A few weeks ago, we published a series of articles (Edwards NJ, Feala et al, Lu et al, McCord et al, Shlomi et al, Ulitsky and Shamir, Zhou X et al, 2007) that were initially presented at the RECOMB Workshop on Systems Biology . According to the publication model agreed upon, peer-reviewed articles were presented orally at the conference and a subset of those were invited for revision and ultimately published in Molecular Systems Biology. Publication of research paper at a conference is very popular in computer sciences and bioinformatics, but it is a rarely applied model in biology (Ideker et al, 2007).

I see several several major incentives for this type of collaboration between a conference and a journal, particularly for an emerging field like systems biology. First, it may help the journal to stay more in sync with a rapidly evolving community. Second, it may well stimulate presentation of novel and exciting research at the conference (and perhaps reduce somewhat the proportion of talks reporting only previously published data...). Finally, the proximity in time between public presentation, direct discussion with peers and ultimately publication in a journal may accelerate the dissemination of results and increase the pace of the field.

We wish now to extend this joint conference/journal presentation model by entering a collaboration this year with the International Conference for Systems Biology, to be held in Long Beach, California, from October 1-6, 2007. Authors of the best abstracts from the conference will be invited to submit the corresponding research articles to Molecular Systems Biology. Manuscripts will go through the standard review procedure of the journal, but if accepted, the publication fees will be paid by ICSB 2007. A special online issue of Molecular Systems Biology devoted to ICSB 2007 will feature the accepted articles.

More information on the precise procedure on the abstract submission page of the Conference. Deadline for submission of the abstracts: July 27th, 2007!

Comments (3)

“Authors of the best abstracts from the conference will be invited to submit the corresponding research articles to Molecular Systems Biology”.

What a brilliant idea! How in the world one can select the “best” abstracts from several hundreds? Why not say honestly:

“The best friends of the Editor will be invited to submit the corresponding research articles to Molecular Systems Biology”.

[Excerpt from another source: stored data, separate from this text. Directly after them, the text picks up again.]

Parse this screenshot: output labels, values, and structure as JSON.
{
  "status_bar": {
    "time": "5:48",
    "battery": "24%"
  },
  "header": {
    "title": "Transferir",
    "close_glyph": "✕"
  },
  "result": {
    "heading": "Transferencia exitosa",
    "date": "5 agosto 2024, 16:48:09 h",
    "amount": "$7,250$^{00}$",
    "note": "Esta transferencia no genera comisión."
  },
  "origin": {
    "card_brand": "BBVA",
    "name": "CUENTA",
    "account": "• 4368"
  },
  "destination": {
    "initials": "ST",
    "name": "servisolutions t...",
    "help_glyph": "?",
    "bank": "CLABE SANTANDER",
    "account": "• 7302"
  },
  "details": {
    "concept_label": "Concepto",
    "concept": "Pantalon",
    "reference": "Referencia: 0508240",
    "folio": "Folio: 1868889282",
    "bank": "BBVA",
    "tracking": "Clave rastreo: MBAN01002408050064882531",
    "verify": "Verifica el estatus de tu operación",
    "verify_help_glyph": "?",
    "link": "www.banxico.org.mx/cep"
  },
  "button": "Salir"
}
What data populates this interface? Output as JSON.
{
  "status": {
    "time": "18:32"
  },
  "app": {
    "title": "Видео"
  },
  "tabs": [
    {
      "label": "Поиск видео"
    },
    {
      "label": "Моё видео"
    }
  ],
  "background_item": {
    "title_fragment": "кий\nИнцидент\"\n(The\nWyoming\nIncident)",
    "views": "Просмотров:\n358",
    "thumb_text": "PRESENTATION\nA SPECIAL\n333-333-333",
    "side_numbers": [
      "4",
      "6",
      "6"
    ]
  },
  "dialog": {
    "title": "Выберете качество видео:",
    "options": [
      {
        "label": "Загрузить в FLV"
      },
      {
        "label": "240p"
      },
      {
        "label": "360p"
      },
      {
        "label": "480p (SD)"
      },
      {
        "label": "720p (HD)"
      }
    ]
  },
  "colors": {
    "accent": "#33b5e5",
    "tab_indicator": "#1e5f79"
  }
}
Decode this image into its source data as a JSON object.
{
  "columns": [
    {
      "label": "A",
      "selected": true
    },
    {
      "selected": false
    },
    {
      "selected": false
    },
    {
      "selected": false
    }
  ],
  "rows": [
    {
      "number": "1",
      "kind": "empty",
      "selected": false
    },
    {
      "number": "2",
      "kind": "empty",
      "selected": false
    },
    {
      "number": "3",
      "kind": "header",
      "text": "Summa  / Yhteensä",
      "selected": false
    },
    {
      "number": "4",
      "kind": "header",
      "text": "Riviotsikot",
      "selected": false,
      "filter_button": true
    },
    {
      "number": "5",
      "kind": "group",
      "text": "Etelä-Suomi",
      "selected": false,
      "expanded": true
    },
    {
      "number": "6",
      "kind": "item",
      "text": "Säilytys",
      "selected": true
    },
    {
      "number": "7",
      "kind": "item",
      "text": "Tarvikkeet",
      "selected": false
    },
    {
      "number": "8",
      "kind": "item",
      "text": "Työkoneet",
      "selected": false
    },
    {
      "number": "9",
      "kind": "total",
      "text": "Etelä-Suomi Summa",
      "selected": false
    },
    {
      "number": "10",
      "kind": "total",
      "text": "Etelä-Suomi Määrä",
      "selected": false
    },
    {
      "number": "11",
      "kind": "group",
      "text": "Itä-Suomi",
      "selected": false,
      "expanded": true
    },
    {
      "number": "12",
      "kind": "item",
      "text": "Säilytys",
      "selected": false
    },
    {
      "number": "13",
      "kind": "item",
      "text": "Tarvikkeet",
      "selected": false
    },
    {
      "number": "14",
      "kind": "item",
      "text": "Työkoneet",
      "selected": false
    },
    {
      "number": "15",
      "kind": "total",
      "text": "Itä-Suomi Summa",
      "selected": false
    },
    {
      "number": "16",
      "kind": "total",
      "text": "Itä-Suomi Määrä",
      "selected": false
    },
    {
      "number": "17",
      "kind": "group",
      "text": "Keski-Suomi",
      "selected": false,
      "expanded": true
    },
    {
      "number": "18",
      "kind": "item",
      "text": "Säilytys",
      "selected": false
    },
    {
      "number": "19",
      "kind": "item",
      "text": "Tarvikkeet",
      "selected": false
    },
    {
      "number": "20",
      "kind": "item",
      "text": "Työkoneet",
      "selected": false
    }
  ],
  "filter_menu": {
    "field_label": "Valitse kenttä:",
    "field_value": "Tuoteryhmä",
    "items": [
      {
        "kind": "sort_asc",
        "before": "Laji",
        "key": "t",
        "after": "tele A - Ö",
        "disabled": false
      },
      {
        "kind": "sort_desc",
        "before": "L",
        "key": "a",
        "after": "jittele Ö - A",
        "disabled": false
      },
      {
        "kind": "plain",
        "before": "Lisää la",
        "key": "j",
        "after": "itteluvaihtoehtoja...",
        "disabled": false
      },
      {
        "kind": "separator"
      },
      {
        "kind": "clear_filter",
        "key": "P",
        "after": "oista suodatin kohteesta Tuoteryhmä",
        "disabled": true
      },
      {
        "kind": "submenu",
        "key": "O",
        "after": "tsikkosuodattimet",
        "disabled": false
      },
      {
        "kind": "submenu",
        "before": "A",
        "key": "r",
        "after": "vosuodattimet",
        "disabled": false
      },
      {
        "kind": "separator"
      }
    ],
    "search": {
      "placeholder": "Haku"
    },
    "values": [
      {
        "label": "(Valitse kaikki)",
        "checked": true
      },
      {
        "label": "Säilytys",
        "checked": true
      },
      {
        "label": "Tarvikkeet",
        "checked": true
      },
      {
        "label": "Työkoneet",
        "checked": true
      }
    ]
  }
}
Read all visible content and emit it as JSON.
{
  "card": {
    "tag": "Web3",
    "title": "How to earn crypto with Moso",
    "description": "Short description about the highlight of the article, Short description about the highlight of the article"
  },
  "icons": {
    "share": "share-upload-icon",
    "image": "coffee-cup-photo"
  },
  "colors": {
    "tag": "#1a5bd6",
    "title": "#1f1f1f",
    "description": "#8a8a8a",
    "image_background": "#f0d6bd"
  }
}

"The best friends of the Editor will be invited": precisely not. We took in fact great care to separate the decisions made by ICSB from the editorial decision made by Molecular Systems Biology to ensure independence of both parties.

If you have a look at http://www.icsb-2007.org/abst_sub/index.html , you can read in more detail the procedure we will follow: "Extended abstracts submitted by an earlier deadline of July 27, 2007 will be evaluated by a committee consisting of ICSB reviewers. Authors of selected abstracts will be invited to submit full manuscripts for possible publication in Molecular Systems Biology. The full manuscripts will go through the standard review procedure of the journal, but if accepted, the publication fees (USD $3000) will be paid by ICSB 2007. Selections will be announced on August 17, 2007, and authors of selected abstracts will be requested to submit full manuscripts at http://mts-msb.nature.com in the appropriate format ( http://www.nature.com/msb/authors ; "Report" format) by October 1, 2007. Molecular Systems Biology will inform authors of the initial editorial assessment on October 14th. Review results and decisions will be issued by Molecular Systems Biology on or before December 1, 2007. Revised manuscripts will be due from authors in February 2008 and final decisions will be communicated before March 2008."

We also adopted the format of an "Extended Abstract" (500 words, 3 pages, 2 figures) to allow authors to include more information in their summaries and thus enable a more in-depth assessment than with conventional short abstracts.